Whether your tastes run to white or to the black, (or even the red), for those of us interested in this subject, we find it has another purpose. It’s gardening with folklore as seeds. The folklore of gardening stretches way back and in many directions. In my own country, you have the gardens borne from the melting pot, merging with the plant folklore of the native Americans. And indeed, many of these plants found their way home to the empire, along with the list of the benefits and dangers, before finding their way back here somewhat tamed.
It’s in the genes
When my people first came to this part of the midwest, they brought the craft with them. Cato, the local witch of legend, dating to the earliest settlers is of my line, grew some of the same plants I do now.
Even my beloved Granny Bert insisted on doing some things, from gardening to having dental work done, based on the phases of the moon. The old beliefs managed to squeeze through the cracks, even into my generation.
Eilís awoke something in me which also woke within herself. She sees in me what I see in her. What we can’t always see in ourselves. Our lover becomes a scrying glass where we can see further, deeper.

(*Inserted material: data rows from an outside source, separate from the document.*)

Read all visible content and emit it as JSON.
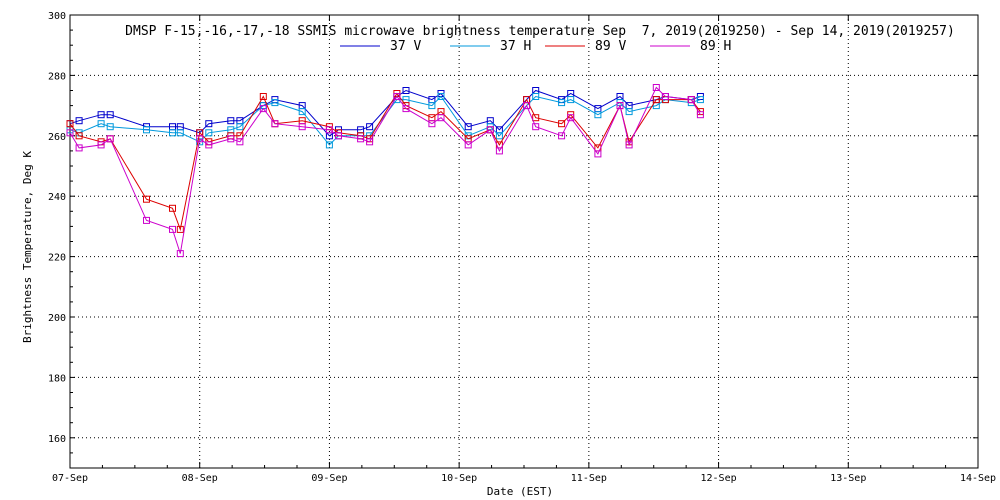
{
  "chart_data": {
    "type": "line",
    "title": "DMSP F-15,-16,-17,-18 SSMIS microwave brightness temperature Sep  7, 2019(2019250) - Sep 14, 2019(2019257)",
    "xlabel": "Date (EST)",
    "ylabel": "Brightness Temperature, Deg K",
    "xlim": [
      0,
      7
    ],
    "ylim": [
      150,
      300
    ],
    "yticks": [
      160,
      180,
      200,
      220,
      240,
      260,
      280,
      300
    ],
    "xticks": [
      0,
      1,
      2,
      3,
      4,
      5,
      6,
      7
    ],
    "xtick_labels": [
      "07-Sep",
      "08-Sep",
      "09-Sep",
      "10-Sep",
      "11-Sep",
      "12-Sep",
      "13-Sep",
      "14-Sep"
    ],
    "grid": true,
    "x": [
      0.0,
      0.07,
      0.24,
      0.31,
      0.59,
      0.79,
      0.85,
      1.0,
      1.07,
      1.24,
      1.31,
      1.49,
      1.58,
      1.79,
      2.0,
      2.07,
      2.24,
      2.31,
      2.52,
      2.59,
      2.79,
      2.86,
      3.07,
      3.24,
      3.31,
      3.52,
      3.59,
      3.79,
      3.86,
      4.07,
      4.24,
      4.31,
      4.52,
      4.59,
      4.79,
      4.86
    ],
    "series": [
      {
        "name": "37 V",
        "color": "#0000cc",
        "values": [
          264,
          265,
          267,
          267,
          263,
          263,
          263,
          261,
          264,
          265,
          265,
          270,
          272,
          270,
          260,
          262,
          262,
          263,
          273,
          275,
          272,
          274,
          263,
          265,
          262,
          272,
          275,
          272,
          274,
          269,
          273,
          270,
          272,
          273,
          272,
          273
        ]
      },
      {
        "name": "37 H",
        "color": "#0099dd",
        "values": [
          262,
          261,
          264,
          263,
          262,
          261,
          261,
          258,
          261,
          262,
          263,
          270,
          271,
          268,
          257,
          260,
          260,
          260,
          272,
          272,
          270,
          273,
          260,
          263,
          260,
          270,
          273,
          271,
          272,
          267,
          271,
          268,
          270,
          272,
          271,
          272
        ]
      },
      {
        "name": "89 V",
        "color": "#dd0000",
        "values": [
          264,
          260,
          258,
          259,
          239,
          236,
          229,
          261,
          258,
          260,
          260,
          273,
          264,
          265,
          263,
          261,
          260,
          259,
          274,
          270,
          266,
          268,
          259,
          262,
          257,
          272,
          266,
          264,
          267,
          256,
          270,
          258,
          272,
          272,
          272,
          268
        ]
      },
      {
        "name": "89 H",
        "color": "#cc00cc",
        "values": [
          261,
          256,
          257,
          259,
          232,
          229,
          221,
          259,
          257,
          259,
          258,
          269,
          264,
          263,
          262,
          260,
          259,
          258,
          273,
          269,
          264,
          266,
          257,
          262,
          255,
          270,
          263,
          260,
          266,
          254,
          270,
          257,
          276,
          273,
          272,
          267
        ]
      }
    ]
  }
}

Unlike Morticia who famously snipped the heads off roses, she loves flowers and beauty. I’m lucky, her taste in flowers matched my mother’s so she inherited mom’s peonies and a magnolia tree likely a century or more old. Working the garden with her is an act of love, to create something beautiful, to grow the light as well as the darkness to suit all our tastes. The wise man tends his lover’s garden well and is paid back in love, and perhaps another set of hands for when you garden together, you create a living thing. And creating life together is one of the best ways of holding yourselves together. Two witches tending a garden grows a closeness that’s hard to match, for you’re creating a home.
The Red and the Black
Some create a witch’s garden for the fun of it. Others do it from an interest in history, and some do it because of a fascination with herbalism. Some of us don’t know why we do it, except we’re drawn to it, and find when it’s in bloom, we’ve created a new world. One which begs to be shared.
As agriculture was cyclical to the ancients, so it is that gardening is to us. Those who follow a witch’s path are more involved in those cycles than others. A man by nature, lacks what a woman has, that direct connection to the cycles of the moon and tides. It is said that the anatomy of a woman allows her to be taken by the wind, and the witch can harness that power of nature. As her love and her lover, I can share in that, and it’s there more than any other place I find my true nature. My love is my light, and it’s through her eyes, lips and the storms within that my passions turns to red, and finally to black for we are creatures of the night.
Our garden is our monument to that passion. It’s a labor of love, and on most weekends I can be found in jungle clothes and pith helmet, trying to bring a bit of order to a landscape growing wild by design.
All to put a smile on the face of the witchy gardener, who pays me back with a squeeze of my hand and a single word, “mine.”